Travel & tourism represents one of the largest industries in the world. It is a service-based industry, this means that people who generally step into the workspace realize that, on some level, they need to be of service. Is this so diametrically opposed to voluntary service? The attitude seems consistent, however, we have an extraordinary disconnect. Or do we?
Service Is As Service Does
If there is one thing we can really hate about voluntourism, it has to be our expectations of it. We put tights and a cape on voluntourism and expect it to leap tall buildings in a single bound. Unless we are writing a comic book, slating voluntourism as the heroine, this seems to be a fantasy on the road to nowhere. Yet we keep sidling up to voluntourism as though it is meant to save us from something.
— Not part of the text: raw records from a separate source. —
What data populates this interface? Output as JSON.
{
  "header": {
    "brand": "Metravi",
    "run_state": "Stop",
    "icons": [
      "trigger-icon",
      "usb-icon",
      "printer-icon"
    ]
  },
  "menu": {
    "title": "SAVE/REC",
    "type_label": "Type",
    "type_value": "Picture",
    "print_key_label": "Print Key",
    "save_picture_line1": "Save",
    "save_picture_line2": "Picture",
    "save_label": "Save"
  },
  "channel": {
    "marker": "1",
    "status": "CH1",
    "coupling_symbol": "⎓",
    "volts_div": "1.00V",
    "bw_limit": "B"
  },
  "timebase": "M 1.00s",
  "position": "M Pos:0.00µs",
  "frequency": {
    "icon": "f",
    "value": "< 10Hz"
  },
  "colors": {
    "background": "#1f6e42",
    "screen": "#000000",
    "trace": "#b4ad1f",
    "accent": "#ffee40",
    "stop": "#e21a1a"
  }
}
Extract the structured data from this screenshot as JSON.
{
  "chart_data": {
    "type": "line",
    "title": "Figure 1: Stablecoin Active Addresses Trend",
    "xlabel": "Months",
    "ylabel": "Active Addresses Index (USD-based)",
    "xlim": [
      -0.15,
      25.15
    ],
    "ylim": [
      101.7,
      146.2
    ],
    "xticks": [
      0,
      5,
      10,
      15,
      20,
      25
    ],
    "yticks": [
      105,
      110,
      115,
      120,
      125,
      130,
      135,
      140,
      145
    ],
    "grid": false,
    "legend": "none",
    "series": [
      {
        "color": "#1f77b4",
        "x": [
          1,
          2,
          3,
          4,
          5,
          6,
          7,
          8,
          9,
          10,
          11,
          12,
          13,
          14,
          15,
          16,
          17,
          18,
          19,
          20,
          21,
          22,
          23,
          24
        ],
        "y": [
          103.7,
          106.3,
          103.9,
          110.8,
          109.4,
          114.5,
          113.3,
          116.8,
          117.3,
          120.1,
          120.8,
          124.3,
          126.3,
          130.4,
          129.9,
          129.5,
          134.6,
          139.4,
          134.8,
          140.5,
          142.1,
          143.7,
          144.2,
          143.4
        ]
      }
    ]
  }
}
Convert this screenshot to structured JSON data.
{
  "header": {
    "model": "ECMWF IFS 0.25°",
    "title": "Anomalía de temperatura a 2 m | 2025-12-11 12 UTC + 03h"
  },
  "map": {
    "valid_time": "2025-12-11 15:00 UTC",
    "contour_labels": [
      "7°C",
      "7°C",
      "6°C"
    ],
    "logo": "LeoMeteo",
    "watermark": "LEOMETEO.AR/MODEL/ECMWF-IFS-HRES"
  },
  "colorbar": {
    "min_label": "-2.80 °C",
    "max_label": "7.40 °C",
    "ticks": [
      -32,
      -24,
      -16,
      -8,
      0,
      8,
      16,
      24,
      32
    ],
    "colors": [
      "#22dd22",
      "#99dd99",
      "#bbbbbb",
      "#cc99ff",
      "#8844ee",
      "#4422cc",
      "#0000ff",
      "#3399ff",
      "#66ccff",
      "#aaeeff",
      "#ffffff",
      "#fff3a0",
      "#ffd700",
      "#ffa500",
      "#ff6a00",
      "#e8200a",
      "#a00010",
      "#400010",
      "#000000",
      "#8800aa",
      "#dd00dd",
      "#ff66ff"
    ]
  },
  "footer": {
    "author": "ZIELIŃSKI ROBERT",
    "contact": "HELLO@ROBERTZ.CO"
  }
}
Granted, there is a lot to be saved from, we have gotten ourselves into a hornets’ nest worth of troubles. But why has voluntourism become the poster child for rescuing the planet?
We need to let our service speak for itself, as a gesture, not an answer, not a solution. We pick voluntourism apart because it isn’t service-full enough, because it doesn’t leave a legacy of change for generations to come. Yet this raises a question: Is anything truly sustainable on a planet that has already passed the 350 mark?
I am leaving later today for Budapest, Hungary, to attend the Integral European Conference. There will be a number of noted speakers there discussing the importance of integration and inter-penetration of philosophies, business, society, and the public sector, to name a few. Not surprisingly, there will be no one talking about the integration of travel & tourism and voluntary service into the grand scheme of waking up humanity to a more well-rounded awareness of itself, its interdependence with Nature, and beyond. We haven’t gotten to this point in our view of voluntourism as an essential element of human life practice. It will happen, of course, we just haven’t arrived at that station quite yet.
Voluntourism is catalyzing some of the most heated debates that the travel & tourism and social sectors have seen in quite some time. We might want to pay closer attention to this, if for no other reason than to uncover why voluntourism is so hated. If one word, one concept, can generate this kind of social media coverage (and don’t forget the mainstream media coverage, as well), we have to consider that we have found something of value, or, at the very least, something worth exploring further.
For now, we will have to settle with the controversial nature of voluntourism as we deal with our tension around integration. I am hopeful that I will learn some things while in Budapest this week that I can share with you in terms of research and discussions on the human response to integration. The hatred for voluntourism may actually be a sign of progress. I certainly hope so.